Untitled by ARTalk
"The work is untitled because meaning is always changing in time and place." ⁃ Félix González-Torres
This fall, I'm covering the 2011 Istanbul Biennial, titled "Untitled."
Now more than ever, the divide has formed in contemporary art: those concerned with formal aesthetics and those concerned with the political. The work of Félix González-Torres stands at the intersection of these two schools. See: Untitled (Passport)
Untitled (Passport), 1991, courtesy of BAK
You are invited to take a page from a stack of blank paper. As a "specific object without specific form," this stack transforms into a process. It's nondescript. minimal! sexy. But this visual identity lends itself to a political identity: the idea of a blank passport: no borders. no nations. no laws. You might be “present,” but your identity is “absent.” (Oh, and what about the droll role of paper within economic systems….?)
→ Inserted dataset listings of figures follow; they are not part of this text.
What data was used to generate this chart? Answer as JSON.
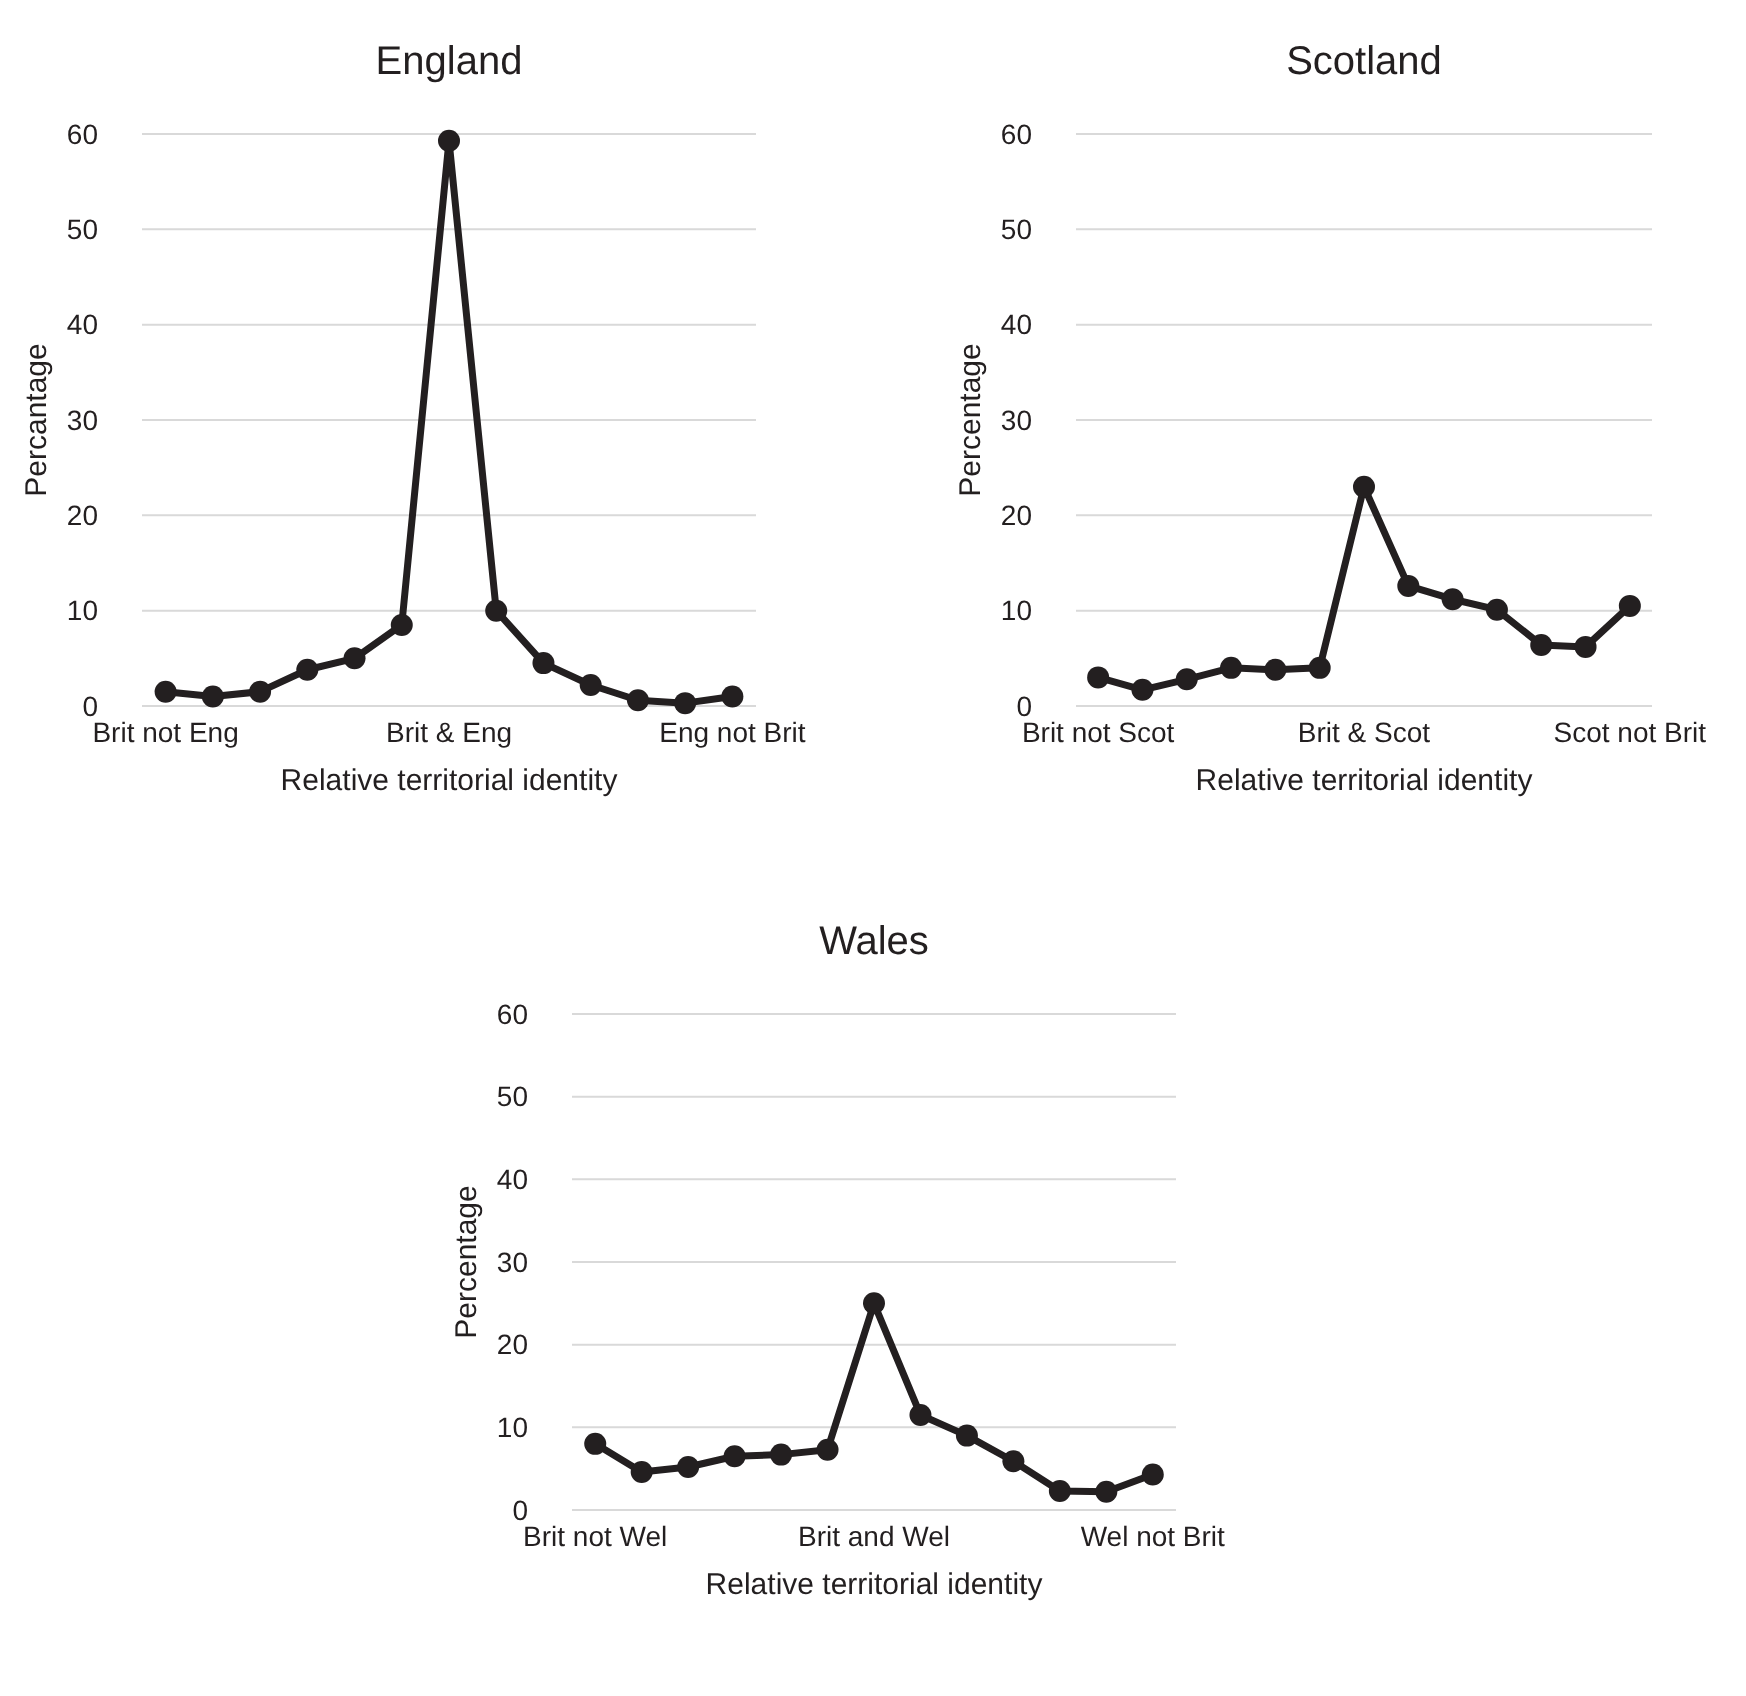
{
  "chart_data": [
    {
      "type": "line",
      "title": "England",
      "xlabel": "Relative territorial identity",
      "ylabel": "Percantage",
      "categories": [
        "Brit not Eng",
        null,
        null,
        null,
        null,
        null,
        "Brit & Eng",
        null,
        null,
        null,
        null,
        null,
        "Eng not Brit"
      ],
      "series": [
        {
          "color": "#231f20",
          "values": [
            1.5,
            1,
            1.5,
            3.8,
            5,
            8.5,
            59.3,
            10,
            4.5,
            2.2,
            0.6,
            0.3,
            1
          ]
        }
      ],
      "ylim": [
        0,
        60
      ],
      "yticks": [
        0,
        10,
        20,
        30,
        40,
        50,
        60
      ],
      "grid": "y",
      "marker": "circle",
      "line_style": "solid"
    },
    {
      "type": "line",
      "title": "Scotland",
      "xlabel": "Relative territorial identity",
      "ylabel": "Percentage",
      "categories": [
        "Brit not Scot",
        null,
        null,
        null,
        null,
        null,
        "Brit & Scot",
        null,
        null,
        null,
        null,
        null,
        "Scot not Brit"
      ],
      "series": [
        {
          "color": "#231f20",
          "values": [
            3,
            1.7,
            2.8,
            4,
            3.8,
            4,
            23,
            12.6,
            11.2,
            10.1,
            6.4,
            6.2,
            10.5
          ]
        }
      ],
      "ylim": [
        0,
        60
      ],
      "yticks": [
        0,
        10,
        20,
        30,
        40,
        50,
        60
      ],
      "grid": "y",
      "marker": "circle",
      "line_style": "solid"
    },
    {
      "type": "line",
      "title": "Wales",
      "xlabel": "Relative territorial identity",
      "ylabel": "Percentage",
      "categories": [
        "Brit not Wel",
        null,
        null,
        null,
        null,
        null,
        "Brit and Wel",
        null,
        null,
        null,
        null,
        null,
        "Wel not Brit"
      ],
      "series": [
        {
          "color": "#231f20",
          "values": [
            8,
            4.6,
            5.2,
            6.5,
            6.7,
            7.3,
            25,
            11.5,
            9,
            5.9,
            2.3,
            2.2,
            4.3
          ]
        }
      ],
      "ylim": [
        0,
        60
      ],
      "yticks": [
        0,
        10,
        20,
        30,
        40,
        50,
        60
      ],
      "grid": "y",
      "marker": "circle",
      "line_style": "solid"
    }
  ]
}
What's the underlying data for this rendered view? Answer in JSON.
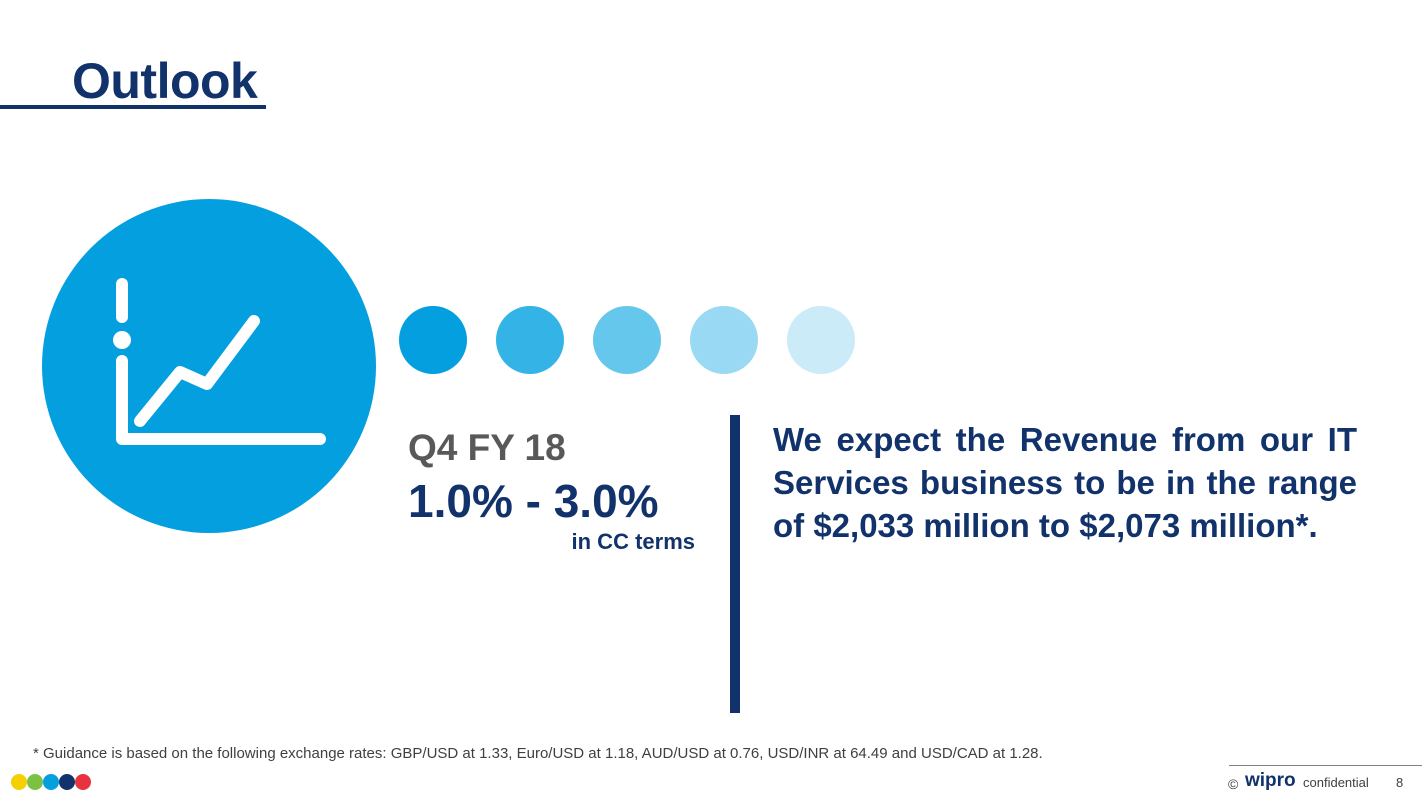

Questions of macroeconomics are very close to my heart. Most recently, I was involved in an exhibition at the New Museum: “Ostalgia”, surveying contemporary Soviet art. Our conceptual point of departure was: Soviet economic and political repression as creative catalysts:
The New York Times' review:
"For some artists repression had a psychological upside…. If what you were doing was censorable, you could trust you were doing something right; heroic, even."
With colleagues at the opening reception of “Ostalgia,” building designed by SANAA
Thomas Schutte, Three Capacity Men, 2005
Visitors have been baffled by a certain piece: during their walk through the galleries, they encounter performers lining up in random queues!?! Little do they know, it's an anonymous performance by Roman Ondak: Good Feelings in Good Times. (Because "lining up" in a soviet state was simply a sign of inefficient resource allocation, its relevence is amplified by current economic questions of pareto inefficiency, x-inefficiency, etc….)
I feel that there's something devious in staging an anonymous performance, (how do we call it art, if it doesn't announce itself?); there's something unresolved…. like stacks of blank paper.
But that's the beauty of the untitled. Its interpretation is always becoming what it will be….
Terribly honored to have worked with curators Massimiliano Gioni and Jenny Moore on the New Museum's “Ostalgia.”
The 2011 Istanbul Biennial: "Untitled" is curated by Jens Hoffman and Adriano Pedroso.